Reuben miró a Louise para ver si ella quería disputar la reclamación, pero Louise simplemente asintió.
—Si les decimos a los periodistas que la rueda de prensa será a las diez, empezarán a aparecer a las nueve —dijo Reuben—. Pero si Ponter y tú os escabullís por el patio trasero a, digamos, las ocho, les tomaréis la delantera a todos. Hay una verja al fondo, detrás de todos esos árboles, pero no deberíais tener problemas para saltarla. Aseguraos de que nadie os ve.
—¿Y luego qué? —dijo Mary—. ¿Nos vamos andando?
—Os hará falta un coche —dijo Louise.
—Bueno, el mío está en la mina Creighton —informó Mary—. Pero no puedo llevarme el tuyo ni el de Reuben. Los polis seguro que nos paran si intentamos marcharnos en coche. Como dijo Reuben, tenemos que escabullirnos.
—No hay problema —dijo Louise—. Puedo hacer que un amigo os recoja mañana por la mañana en la carretera que hay detrás de la casa. Puede llevaros a la mina y allí recoges tu coche.
Mary parpadeó.
—¿De verdad?
Louise se encogió de hombros.
—Claro.
—Yo… no conozco muy bien esta zona —dijo Mary—. Necesitaremos mapas.
—¡Oooh! —dijo Louise—. Sé exactamente a quién llamar, entonces… a Garth. Tiene uno de esos Handspring Visor con un módulo GPS. Te dará la dirección de cualquier parte, e impedirá que te pierdas.
—¿Y me lo prestaría? —preguntó Mary, incrédula—. ¿No son caras esas cosas?
—Bueno, sería a mí a quien le estaría haciendo un favor. Espera, déjame que lo llame y lo arregle todo.
Louise se puso en pie y subió las escaleras. Mary la vio salir, fascinada y aturdida. Se preguntó cómo sería ser tan hermosa que podías pedir a los hombres que hicieran cualquier cosa sabiendo casi con toda certeza que dirían que sí.

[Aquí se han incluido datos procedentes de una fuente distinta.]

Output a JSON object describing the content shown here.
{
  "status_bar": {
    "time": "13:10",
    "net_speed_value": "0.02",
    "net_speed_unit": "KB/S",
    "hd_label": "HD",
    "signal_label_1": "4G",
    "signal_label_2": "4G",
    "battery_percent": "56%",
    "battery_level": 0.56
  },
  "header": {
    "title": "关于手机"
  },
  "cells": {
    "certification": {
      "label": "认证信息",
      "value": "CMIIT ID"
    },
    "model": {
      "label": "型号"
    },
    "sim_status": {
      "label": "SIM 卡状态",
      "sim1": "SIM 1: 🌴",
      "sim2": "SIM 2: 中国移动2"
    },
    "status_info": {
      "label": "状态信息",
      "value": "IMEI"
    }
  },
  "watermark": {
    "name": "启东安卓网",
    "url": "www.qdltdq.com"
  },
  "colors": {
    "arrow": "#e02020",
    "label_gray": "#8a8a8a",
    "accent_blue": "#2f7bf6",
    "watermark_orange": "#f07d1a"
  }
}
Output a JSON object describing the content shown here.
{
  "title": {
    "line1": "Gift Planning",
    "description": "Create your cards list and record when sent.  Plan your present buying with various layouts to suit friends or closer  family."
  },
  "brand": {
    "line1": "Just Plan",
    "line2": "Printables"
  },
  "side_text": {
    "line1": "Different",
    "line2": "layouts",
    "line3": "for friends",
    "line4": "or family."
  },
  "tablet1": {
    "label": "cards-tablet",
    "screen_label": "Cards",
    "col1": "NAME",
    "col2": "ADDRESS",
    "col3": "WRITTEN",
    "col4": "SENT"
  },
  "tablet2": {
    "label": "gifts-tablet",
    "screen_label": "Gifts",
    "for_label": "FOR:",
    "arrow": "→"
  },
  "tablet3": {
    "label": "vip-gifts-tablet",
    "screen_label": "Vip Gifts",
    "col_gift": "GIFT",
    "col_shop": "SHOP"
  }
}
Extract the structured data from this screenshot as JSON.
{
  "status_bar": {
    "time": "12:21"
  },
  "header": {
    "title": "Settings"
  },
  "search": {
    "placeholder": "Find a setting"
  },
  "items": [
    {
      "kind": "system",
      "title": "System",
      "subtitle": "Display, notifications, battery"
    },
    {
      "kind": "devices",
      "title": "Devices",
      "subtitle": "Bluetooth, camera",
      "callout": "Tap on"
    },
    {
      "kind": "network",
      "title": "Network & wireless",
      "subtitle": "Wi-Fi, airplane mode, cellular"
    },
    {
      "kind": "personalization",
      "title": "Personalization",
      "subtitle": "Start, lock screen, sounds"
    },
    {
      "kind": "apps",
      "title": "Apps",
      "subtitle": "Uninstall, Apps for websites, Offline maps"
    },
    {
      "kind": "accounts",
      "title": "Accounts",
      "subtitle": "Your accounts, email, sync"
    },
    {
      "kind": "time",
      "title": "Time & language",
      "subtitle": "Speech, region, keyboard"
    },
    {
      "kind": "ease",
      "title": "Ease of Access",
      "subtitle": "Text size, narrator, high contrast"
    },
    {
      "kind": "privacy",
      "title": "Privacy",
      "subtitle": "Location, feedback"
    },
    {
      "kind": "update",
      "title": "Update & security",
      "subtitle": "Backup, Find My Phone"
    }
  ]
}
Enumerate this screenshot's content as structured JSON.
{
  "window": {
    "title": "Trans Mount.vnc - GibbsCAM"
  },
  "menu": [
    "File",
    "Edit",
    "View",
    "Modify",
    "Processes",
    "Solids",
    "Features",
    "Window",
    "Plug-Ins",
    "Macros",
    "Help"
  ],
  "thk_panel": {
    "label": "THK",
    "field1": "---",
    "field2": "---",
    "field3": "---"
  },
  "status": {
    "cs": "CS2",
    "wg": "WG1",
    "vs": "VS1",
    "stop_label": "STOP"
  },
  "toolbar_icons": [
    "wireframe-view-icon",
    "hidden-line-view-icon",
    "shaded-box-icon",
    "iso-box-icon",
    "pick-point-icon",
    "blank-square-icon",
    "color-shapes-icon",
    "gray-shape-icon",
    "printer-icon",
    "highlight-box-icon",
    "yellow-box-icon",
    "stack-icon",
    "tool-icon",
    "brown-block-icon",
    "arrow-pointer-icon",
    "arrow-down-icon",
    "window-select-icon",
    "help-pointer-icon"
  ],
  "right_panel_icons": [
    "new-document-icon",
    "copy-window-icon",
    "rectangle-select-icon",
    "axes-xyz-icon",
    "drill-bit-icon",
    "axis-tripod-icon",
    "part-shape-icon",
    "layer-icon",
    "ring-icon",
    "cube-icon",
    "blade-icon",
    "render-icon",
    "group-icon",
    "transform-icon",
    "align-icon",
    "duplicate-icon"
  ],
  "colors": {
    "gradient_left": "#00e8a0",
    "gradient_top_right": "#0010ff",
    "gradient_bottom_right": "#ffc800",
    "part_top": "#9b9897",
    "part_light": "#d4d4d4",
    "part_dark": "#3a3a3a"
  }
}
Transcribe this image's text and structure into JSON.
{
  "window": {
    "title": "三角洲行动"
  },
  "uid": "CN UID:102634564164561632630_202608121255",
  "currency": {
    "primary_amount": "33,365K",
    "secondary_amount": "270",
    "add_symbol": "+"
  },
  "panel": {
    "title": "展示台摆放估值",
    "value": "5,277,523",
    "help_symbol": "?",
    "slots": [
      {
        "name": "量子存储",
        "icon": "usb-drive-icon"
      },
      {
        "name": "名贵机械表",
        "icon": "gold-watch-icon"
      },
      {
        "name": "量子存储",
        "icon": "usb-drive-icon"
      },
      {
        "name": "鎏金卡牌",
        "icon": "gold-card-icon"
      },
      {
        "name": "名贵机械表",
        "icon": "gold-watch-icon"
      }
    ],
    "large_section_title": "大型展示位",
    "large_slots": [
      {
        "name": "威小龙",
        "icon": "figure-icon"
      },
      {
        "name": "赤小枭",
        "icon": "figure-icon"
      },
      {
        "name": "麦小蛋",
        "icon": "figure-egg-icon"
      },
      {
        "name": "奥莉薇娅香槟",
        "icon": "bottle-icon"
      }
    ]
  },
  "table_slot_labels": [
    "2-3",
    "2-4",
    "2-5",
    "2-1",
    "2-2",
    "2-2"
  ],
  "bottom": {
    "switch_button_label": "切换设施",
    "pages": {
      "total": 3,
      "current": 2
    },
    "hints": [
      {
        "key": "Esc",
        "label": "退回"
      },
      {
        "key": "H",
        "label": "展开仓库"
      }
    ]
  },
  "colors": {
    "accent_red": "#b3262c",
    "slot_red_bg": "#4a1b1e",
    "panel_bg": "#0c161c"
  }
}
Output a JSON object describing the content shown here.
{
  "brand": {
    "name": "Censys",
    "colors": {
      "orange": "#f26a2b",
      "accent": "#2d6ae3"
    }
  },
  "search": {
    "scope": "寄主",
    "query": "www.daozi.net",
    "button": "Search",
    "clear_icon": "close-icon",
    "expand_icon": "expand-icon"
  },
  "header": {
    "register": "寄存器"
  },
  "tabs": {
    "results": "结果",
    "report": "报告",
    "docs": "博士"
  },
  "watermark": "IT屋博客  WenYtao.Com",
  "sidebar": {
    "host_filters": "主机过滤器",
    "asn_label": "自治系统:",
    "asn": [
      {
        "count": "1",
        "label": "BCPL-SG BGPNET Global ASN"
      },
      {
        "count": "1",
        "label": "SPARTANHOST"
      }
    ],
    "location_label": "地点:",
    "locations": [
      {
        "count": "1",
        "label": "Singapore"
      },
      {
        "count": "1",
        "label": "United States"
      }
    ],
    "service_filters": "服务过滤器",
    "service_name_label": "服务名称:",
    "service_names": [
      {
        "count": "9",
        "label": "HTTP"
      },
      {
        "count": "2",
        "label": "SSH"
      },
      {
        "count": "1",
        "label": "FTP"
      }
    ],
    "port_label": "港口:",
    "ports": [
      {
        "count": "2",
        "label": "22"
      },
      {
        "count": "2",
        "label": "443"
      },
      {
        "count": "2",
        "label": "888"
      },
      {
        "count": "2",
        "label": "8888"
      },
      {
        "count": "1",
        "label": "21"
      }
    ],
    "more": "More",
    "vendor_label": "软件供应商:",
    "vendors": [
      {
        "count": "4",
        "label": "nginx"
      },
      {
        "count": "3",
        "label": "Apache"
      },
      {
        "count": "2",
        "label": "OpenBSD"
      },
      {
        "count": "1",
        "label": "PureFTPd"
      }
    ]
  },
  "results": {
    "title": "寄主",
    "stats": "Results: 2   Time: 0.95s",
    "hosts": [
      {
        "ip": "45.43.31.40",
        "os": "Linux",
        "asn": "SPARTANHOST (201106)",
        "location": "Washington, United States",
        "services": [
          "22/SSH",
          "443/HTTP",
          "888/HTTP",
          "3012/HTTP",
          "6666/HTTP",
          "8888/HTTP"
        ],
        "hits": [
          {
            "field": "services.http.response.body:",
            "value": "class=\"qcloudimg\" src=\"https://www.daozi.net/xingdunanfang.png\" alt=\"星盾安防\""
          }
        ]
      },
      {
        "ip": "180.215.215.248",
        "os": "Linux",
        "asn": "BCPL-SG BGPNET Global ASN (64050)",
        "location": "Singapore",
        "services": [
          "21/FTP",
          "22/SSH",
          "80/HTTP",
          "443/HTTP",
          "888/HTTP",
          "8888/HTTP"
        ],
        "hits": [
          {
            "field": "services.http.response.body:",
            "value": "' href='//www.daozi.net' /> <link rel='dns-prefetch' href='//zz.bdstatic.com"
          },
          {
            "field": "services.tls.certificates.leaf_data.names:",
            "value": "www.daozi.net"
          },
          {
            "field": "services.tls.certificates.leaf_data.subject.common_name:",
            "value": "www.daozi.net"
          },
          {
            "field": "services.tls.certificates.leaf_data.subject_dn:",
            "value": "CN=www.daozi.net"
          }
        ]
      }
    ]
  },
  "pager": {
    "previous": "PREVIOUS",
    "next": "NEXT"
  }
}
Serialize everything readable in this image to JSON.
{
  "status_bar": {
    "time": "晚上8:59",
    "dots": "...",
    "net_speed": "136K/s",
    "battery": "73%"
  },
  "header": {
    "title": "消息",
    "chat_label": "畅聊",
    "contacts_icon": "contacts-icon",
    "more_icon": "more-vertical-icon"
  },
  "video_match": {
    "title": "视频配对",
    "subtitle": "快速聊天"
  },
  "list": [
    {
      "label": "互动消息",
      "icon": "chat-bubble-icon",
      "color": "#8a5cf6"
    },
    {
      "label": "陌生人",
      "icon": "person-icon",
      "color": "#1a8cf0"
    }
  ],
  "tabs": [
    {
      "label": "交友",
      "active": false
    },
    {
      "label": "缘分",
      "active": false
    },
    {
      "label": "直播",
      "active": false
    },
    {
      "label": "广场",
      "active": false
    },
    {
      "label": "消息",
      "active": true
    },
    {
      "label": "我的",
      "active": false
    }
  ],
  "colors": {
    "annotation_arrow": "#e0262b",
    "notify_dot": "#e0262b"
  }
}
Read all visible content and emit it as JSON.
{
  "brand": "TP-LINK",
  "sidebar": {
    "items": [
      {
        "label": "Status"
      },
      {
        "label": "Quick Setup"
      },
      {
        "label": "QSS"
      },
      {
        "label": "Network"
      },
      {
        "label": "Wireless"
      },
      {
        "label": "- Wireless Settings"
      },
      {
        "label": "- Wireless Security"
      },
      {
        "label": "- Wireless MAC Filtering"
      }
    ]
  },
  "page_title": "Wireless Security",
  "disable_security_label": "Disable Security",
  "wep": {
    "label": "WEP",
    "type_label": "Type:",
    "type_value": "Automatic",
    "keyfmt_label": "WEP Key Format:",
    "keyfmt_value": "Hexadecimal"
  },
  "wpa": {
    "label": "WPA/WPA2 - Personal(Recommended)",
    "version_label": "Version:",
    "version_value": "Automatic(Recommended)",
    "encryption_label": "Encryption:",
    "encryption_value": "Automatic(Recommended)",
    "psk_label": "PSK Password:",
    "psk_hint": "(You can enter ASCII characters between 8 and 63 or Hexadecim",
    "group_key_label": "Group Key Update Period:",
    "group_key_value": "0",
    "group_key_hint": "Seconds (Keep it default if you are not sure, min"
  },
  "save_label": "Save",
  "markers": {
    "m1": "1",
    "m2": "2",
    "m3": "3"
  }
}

Ponter, advirtió, no era el único que se sentía fuera de lugar.
Jasmel y Adikor tomaron un cubo de viaje de vuelta al Borde, a la casa que Adikor había compartido con Ponter. No hablaron mucho durante el trayecto, en parte, por supuesto, porque Adikor estaba sumido en sus pensamientos debido a la revelación de Bolbay, y en parte porque ni a él ni a Jasmel les gustaba la idea de que alguien del pabellón de archivos de coartadas estuviera controlando cada palabra que decían y cada cosa que hacían.
Con todo, tenían un problema acuciante. Adikor necesitaba volver a su laboratorio subterráneo: por ínfima que fuese la posibilidad de que Ponter pudiera ser rescatado (o, pensaba Adikor, aunque no había compartido este pensamiento con Jasmel, de que al menos pudiera recuperarse su cadáver ahogado, exonerándolo) dependía de que él volviera a bajar allí. ¿Pero cómo hacerlo? Miró a su Acompañante, en el interior de su muñeca izquierda. Podía sacárselo, suponía, cuidando de no dañar la arteria radial al hacerlo. Pero el Acompañante no sólo necesitaba del cuerpo de Adikor para conseguir energía, también transmitía sus signos vitales, y no podría hacerlo si estaba separado de él. Tampoco podía hacer un rápido trasplante a Jasmel o alguien más: el implante estaba sintonizado con los parámetros biológicos concretos de Adikor.